“That’s what Uncle Dick told us and what we have found out,” said Rob. “We couldn’t get any idea of that country at all, and had to find it out for ourselves.”
“I’ll tell you what I’ll do, sir,” said John. “When I get back home and into Uncle Dick’s engineering office I’ll make you a tracing of my map, and you can have it for your very own. I shall be very glad to do that.”

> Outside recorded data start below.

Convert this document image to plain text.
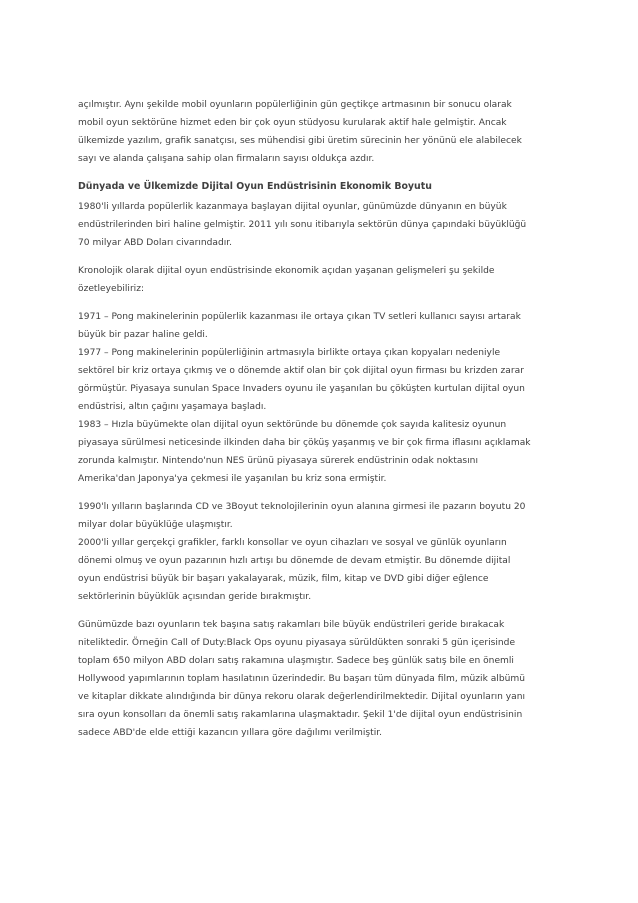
açılmıştır. Aynı şekilde mobil oyunların popülerliğinin gün geçtikçe artmasının bir sonucu olarak
mobil oyun sektörüne hizmet eden bir çok oyun stüdyosu kurularak aktif hale gelmiştir. Ancak
ülkemizde yazılım, grafik sanatçısı, ses mühendisi gibi üretim sürecinin her yönünü ele alabilecek
sayı ve alanda çalışana sahip olan firmaların sayısı oldukça azdır.

Dünyada ve Ülkemizde Dijital Oyun Endüstrisinin Ekonomik Boyutu

1980'li yıllarda popülerlik kazanmaya başlayan dijital oyunlar, günümüzde dünyanın en büyük
endüstrilerinden biri haline gelmiştir. 2011 yılı sonu itibarıyla sektörün dünya çapındaki büyüklüğü
70 milyar ABD Doları civarındadır.

Kronolojik olarak dijital oyun endüstrisinde ekonomik açıdan yaşanan gelişmeleri şu şekilde
özetleyebiliriz:

1971 – Pong makinelerinin popülerlik kazanması ile ortaya çıkan TV setleri kullanıcı sayısı artarak
büyük bir pazar haline geldi.
1977 – Pong makinelerinin popülerliğinin artmasıyla birlikte ortaya çıkan kopyaları nedeniyle
sektörel bir kriz ortaya çıkmış ve o dönemde aktif olan bir çok dijital oyun firması bu krizden zarar
görmüştür. Piyasaya sunulan Space Invaders oyunu ile yaşanılan bu çöküşten kurtulan dijital oyun
endüstrisi, altın çağını yaşamaya başladı.
1983 – Hızla büyümekte olan dijital oyun sektöründe bu dönemde çok sayıda kalitesiz oyunun
piyasaya sürülmesi neticesinde ilkinden daha bir çöküş yaşanmış ve bir çok firma iflasını açıklamak
zorunda kalmıştır. Nintendo'nun NES ürünü piyasaya sürerek endüstrinin odak noktasını
Amerika'dan Japonya'ya çekmesi ile yaşanılan bu kriz sona ermiştir.

1990'lı yılların başlarında CD ve 3Boyut teknolojilerinin oyun alanına girmesi ile pazarın boyutu 20
milyar dolar büyüklüğe ulaşmıştır.
2000'li yıllar gerçekçi grafikler, farklı konsollar ve oyun cihazları ve sosyal ve günlük oyunların
dönemi olmuş ve oyun pazarının hızlı artışı bu dönemde de devam etmiştir. Bu dönemde dijital
oyun endüstrisi büyük bir başarı yakalayarak, müzik, film, kitap ve DVD gibi diğer eğlence
sektörlerinin büyüklük açısından geride bırakmıştır.

Günümüzde bazı oyunların tek başına satış rakamları bile büyük endüstrileri geride bırakacak
niteliktedir. Örneğin Call of Duty:Black Ops oyunu piyasaya sürüldükten sonraki 5 gün içerisinde
toplam 650 milyon ABD doları satış rakamına ulaşmıştır. Sadece beş günlük satış bile en önemli
Hollywood yapımlarının toplam hasılatının üzerindedir. Bu başarı tüm dünyada film, müzik albümü
ve kitaplar dikkate alındığında bir dünya rekoru olarak değerlendirilmektedir. Dijital oyunların yanı
sıra oyun konsolları da önemli satış rakamlarına ulaşmaktadır. Şekil 1'de dijital oyun endüstrisinin
sadece ABD'de elde ettiği kazancın yıllara göre dağılımı verilmiştir.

“And if you will I shall be very much in your debt, my young friend,” said the archdeacon. “That will be fine, and I shall value it. I fancy that many a Klondiker who was cast away in the winter-time in that wild country would have been glad to have had such assistance as this. But not even Harper or McQueston or any of the other early explorers on the Peace and the Liard and the Mackenzie and the Peel and the Rat and all these rivers running into the Yukon which have been so famous for their gold—not one of these men, I will say, could ever make an exact map of the country he had crossed. As for the traders—well, you know that yourself. They don’t want new-comers, and they don’t help them any too much.” He sighed, spreading out his hands with but partial resignation.
“It is a hard fight which the Church wages with the fur trade in the North. We are antagonistic, although we live side by side, both Anglican and Catholic missions, almost in the dooryard of the Hudson’s Bay Company and Revillons and all the smaller fry of independents which are pushing in now. But we do our best.
“Now, then, young sir,” he resumed, turning to Rob, “I have no doubt that your notes are as good as this young man’s map. I hope you will keep up your diary just as I have done in much of my exploration work in Alaska and the Northwest Territory. These things are invaluable in later life.”
Rob thanked his host very much, and promised to do as he advised. Therefore, what he found of interest at this, the first considerable American settlement they met on the Yukon, should prove worth setting down in his own words.